I want to clarify something for everyone.  This is my second (yes, you read that right) blog posting in a single week.  I do not intend to frighten anyone, but this just may be another sign of the apocalypse.  Or I just have way too much free time on my hands.  Nevertheless, I felt compelled to share my living nightmare a few things from my experience downtown yesterday. 

As you may have gathered from my Project365 postings over the past few days, I have been testing for several job openings with various state agencies.  These tests are designed to qualify my skills in addition to what is listed on my resume.  It's a process that actually makes sense, and so far I've covered everything from typing speed (64 wpm official, TYVM!) to reasoning skills to knowledge of current employment regulations.  And I get to go back next week for a few more.

I think one of the other tests that I took yesterday involved my ability to operate under a stressful situation.  As I am in the middle of one of the tests, the building's fire alarm was activated.  That's right.  Alarm bell, strobe lights on the wall, and a voice over a loudspeaker stating the fire department is investigating an "incident" and everyone in the building is to remain in their office until further notice.  While the testing administrators were telling the 10-15 people that were heading out the door to remain in the room, I quietly continued with my testing.  Never broke a sweat.  In fact, I completed the 64 question exam with over 30 minutes to spare, missing 2 questions total.  I am a master of my knowledge.  But I digress...

That isn't really what I wanted to make you lose sleep over share with you about my downtown adventure yesterday.  Nope.  That wasn't it.  As I am making my way home I realized that the 2 coffees I had consumed had necessitated a pitstop.  When I got to the Metra station, and having more than enough time before the next train, I made my way into the station's facilities where I found 1 out of the (sorry ladies, no other way to put it) 4 urinals unoccupied.  To further set the scene, these aren't the type that have even that tiny little divider between them.  Just 4 open fluid relieving spaces, side by side, with barely enough room to stand without rubbing shoulders.

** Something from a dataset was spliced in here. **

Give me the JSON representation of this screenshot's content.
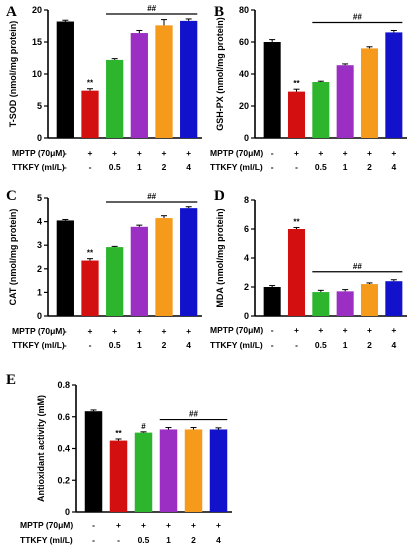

First rule of urinals: Never look anywhere but straight ahead or straight down.

As I take my place, my peripheral vision picks up an unusual movement to my immediate right.  I try to concentrate, but the movement has now built up from a slight distraction to a full "hear the sound" rustle of activity.  I break the rule and move my eyes slightly to the right only to be greeted by a display of pleasuring that is normally reserved for the back of a darkened adult theatre or a pubescent boy's behind-a-locked-door shower activity.  *Eyes IMMEDIATELY straight ahead again!*

At this point, I was stuck there for at least another few seconds...some things just can't be rushed.  Unfortunately, the guy to my right was trying to rush things along.  *cue a slight moan to my right* Apologies again to the ladies, but I don't think I have ever finished my "business" zipped up and made my out of a restroom as fast as I did right then.  As I boarded my train, I felt like even a shower wouldn't have made me feel clean.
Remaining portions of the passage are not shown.